August Issue 1999
Folk Art Center Offers an Exhibit as a Tribute in Craft to the Final Days of the Millennium
In the months approaching the year 2000, questions are raised about what will be left behind at the conclusion of the twentieth century, as well as what lies ahead at the dawning of a new millennium. In the Annual Members' Exhibition entitled Closures, craftspeople of the Southern Highland Craft Guild express a range of eleventh-hour feelings and attitudes as time marches us over the threshold into the unknown. Displayed at the Folk Art Center's Main Gallery, located on the Blue Ridge Parkway in Asheville, NC, now through Aug. 29, Closures is a tribute in craft to the final days of this decade, century and millennium, with work by over 60 Guild members representing all craft media.
The idea of Closures ranges in interpretation from literal expressions such as a hand-made clasp on a jewelry piece to the broader meaning of the word, summing up life in this century. Asheville artist Cori Saraceni has a vision of society whirling into the twenty-first century on the speed of our technology. In her wall piece Riding a Hard Drive into the New Millennium I, Saraceni uses computer parts which she has woven into a bicycle wheel. Coiled wires and other industrial-age miscellany fly decoratively from its spokes by an imaginary centrifugal force, hinting, perhaps, at the chaos and uncertainties of Y2K. Weaverville, NC, ceramicist Steven Forbes de-Soule has one word, or rather a symbol, for the century soon behind us. His shimmering gold sphere, raku-fired, and globe-like in appearance is entitled simply $$$.
Simple closures on baskets, pottery, and woven pieces can take on larger significance when used to declare an artist's mindfulness of a life's chapter closed. Ceramicist Nancy Humeniuk (Monterey, TN) submits a lidded jar with one of her famous clay lizards crawling to the top, entitled, The Tail End. Waynesville fiber artist Liz Spear closes one of her finely woven jackets with a very impressive button, making a statement large enough to be worn at a New Year's Eve engagement. Another lidded jar, by Burnsville, NC, potter, Becky Gray, speaks of transformation in meeting the new age before us. Entitled Chrysalis Jar, the closed clay vessel appears wrapped in leaves, sheltering a developing being. The parted leaves at the top of the jar reveal a small face peering from the cocoon, seeing a new world for the first time.

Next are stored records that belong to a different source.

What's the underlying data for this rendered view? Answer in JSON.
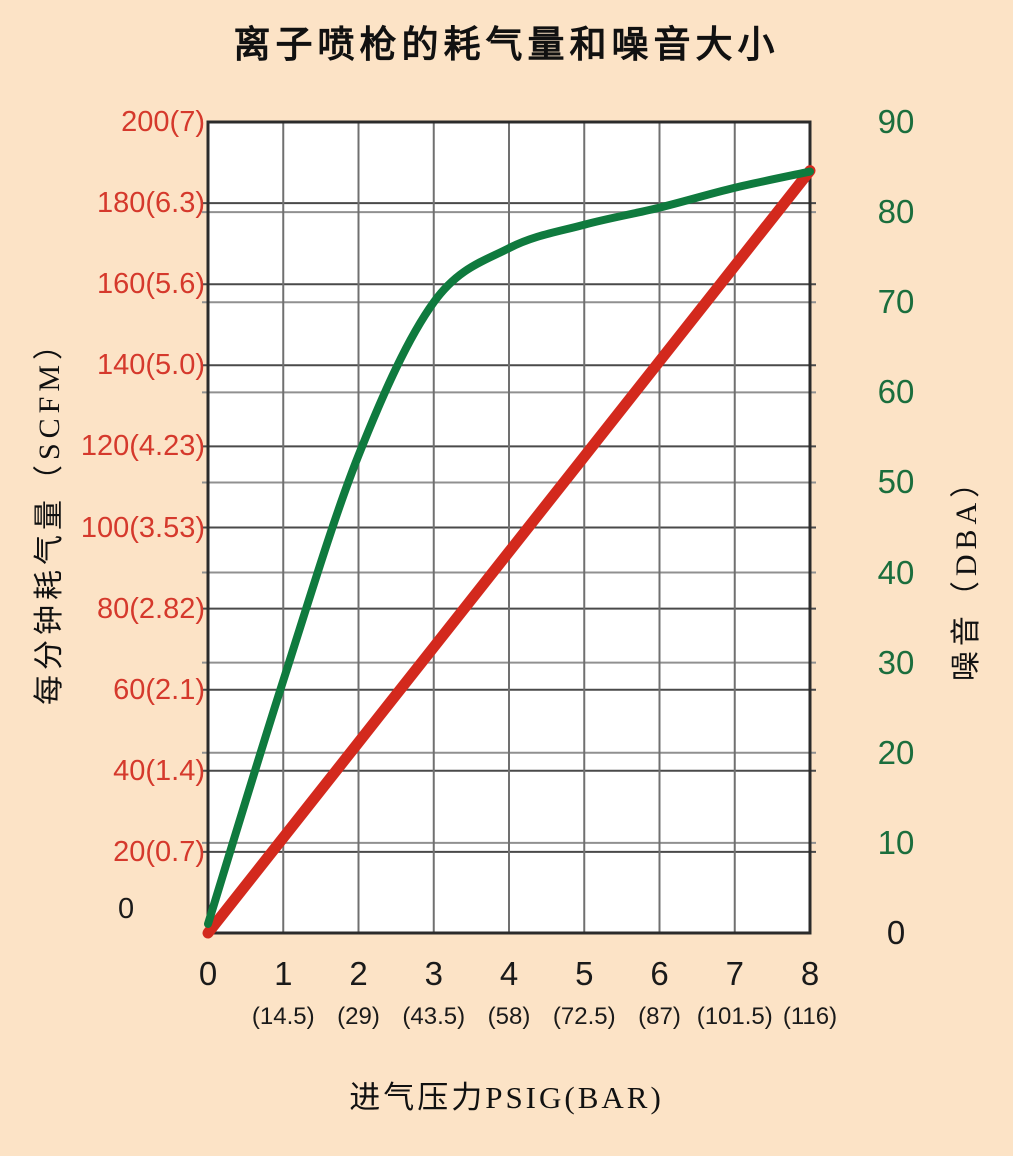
{
  "title": "离子喷枪的耗气量和噪音大小",
  "colors": {
    "background": "#fce3c6",
    "plot_background": "#ffffff",
    "frame": "#2b2b2b",
    "grid_left_axis": "#4a4a4a",
    "grid_right_axis": "#909090",
    "grid_vertical": "#707070",
    "red_line": "#d3291d",
    "red_text": "#d5392c",
    "green_line": "#0f7a3e",
    "green_text": "#1b6e3d",
    "black_text": "#1a1a1a"
  },
  "chart_data": {
    "type": "line",
    "title": "离子喷枪的耗气量和噪音大小",
    "xlabel": "进气压力PSIG(BAR)",
    "x_values": [
      0,
      1,
      2,
      3,
      4,
      5,
      6,
      7,
      8
    ],
    "x_tick_labels": [
      "0",
      "1",
      "2",
      "3",
      "4",
      "5",
      "6",
      "7",
      "8"
    ],
    "x_tick_sublabels": [
      "",
      "(14.5)",
      "(29)",
      "(43.5)",
      "(58)",
      "(72.5)",
      "(87)",
      "(101.5)",
      "(116)"
    ],
    "x_range": [
      0,
      8
    ],
    "grid": true,
    "legend_position": "none",
    "left_axis": {
      "label": "每分钟耗气量（SCFM）",
      "range": [
        0,
        200
      ],
      "ticks": [
        0,
        20,
        40,
        60,
        80,
        100,
        120,
        140,
        160,
        180,
        200
      ],
      "tick_labels": [
        "0",
        "20(0.7)",
        "40(1.4)",
        "60(2.1)",
        "80(2.82)",
        "100(3.53)",
        "120(4.23)",
        "140(5.0)",
        "160(5.6)",
        "180(6.3)",
        "200(7)"
      ]
    },
    "right_axis": {
      "label": "噪音（DBA）",
      "range": [
        0,
        90
      ],
      "ticks": [
        0,
        10,
        20,
        30,
        40,
        50,
        60,
        70,
        80,
        90
      ],
      "tick_labels": [
        "0",
        "10",
        "20",
        "30",
        "40",
        "50",
        "60",
        "70",
        "80",
        "90"
      ]
    },
    "series": [
      {
        "name": "每分钟耗气量",
        "axis": "left",
        "color_key": "red_line",
        "line_width": 11,
        "smooth": false,
        "values": [
          0,
          23.5,
          47,
          70.5,
          94,
          117.5,
          141,
          164.5,
          188
        ]
      },
      {
        "name": "噪音",
        "axis": "right",
        "color_key": "green_line",
        "line_width": 8,
        "smooth": true,
        "values": [
          1,
          28,
          53,
          70,
          76,
          78.6,
          80.5,
          82.7,
          84.5
        ]
      }
    ]
  }
}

Judi Gaston (Knoxville, TN) and Susan Allen (Murfreesboro, TN) collaborated on a very private declaration about closure. In the small, hand-woven bag with a fastened flap, entitled The Purse: The Openings and Closings of Our Personal Life, we see the purse as more than just a repository for valuables. Its closure is the gateway between our public and private life. Glass artist Jak Brewer, of Zionville, NC, poses a question to all who must pass through this next milestone in history. His cast, indigo-colored glass sculpture is etched with an image of a doorway with the door ajar, entitled, Is the Door to the Future Opening or Closing? East Tennessee fiber artist Betsey Worden may not wish us to struggle with the future's uncertainties when viewing her hand-woven tapestry created with the colors of an Appalachian sunset. The setting sun, woven in golds and oranges, is just beginning to nestle itself in the cool blue mountains, waiting peacefully below, in a quieting piece entitled Sunset of the Millennium. Whether the work is designed to stir our souls or still them before the real or imagined changes ahead, Closures presents some of the highest quality work of Guild artists in some of their most personal, unique, and time-consuming expressions.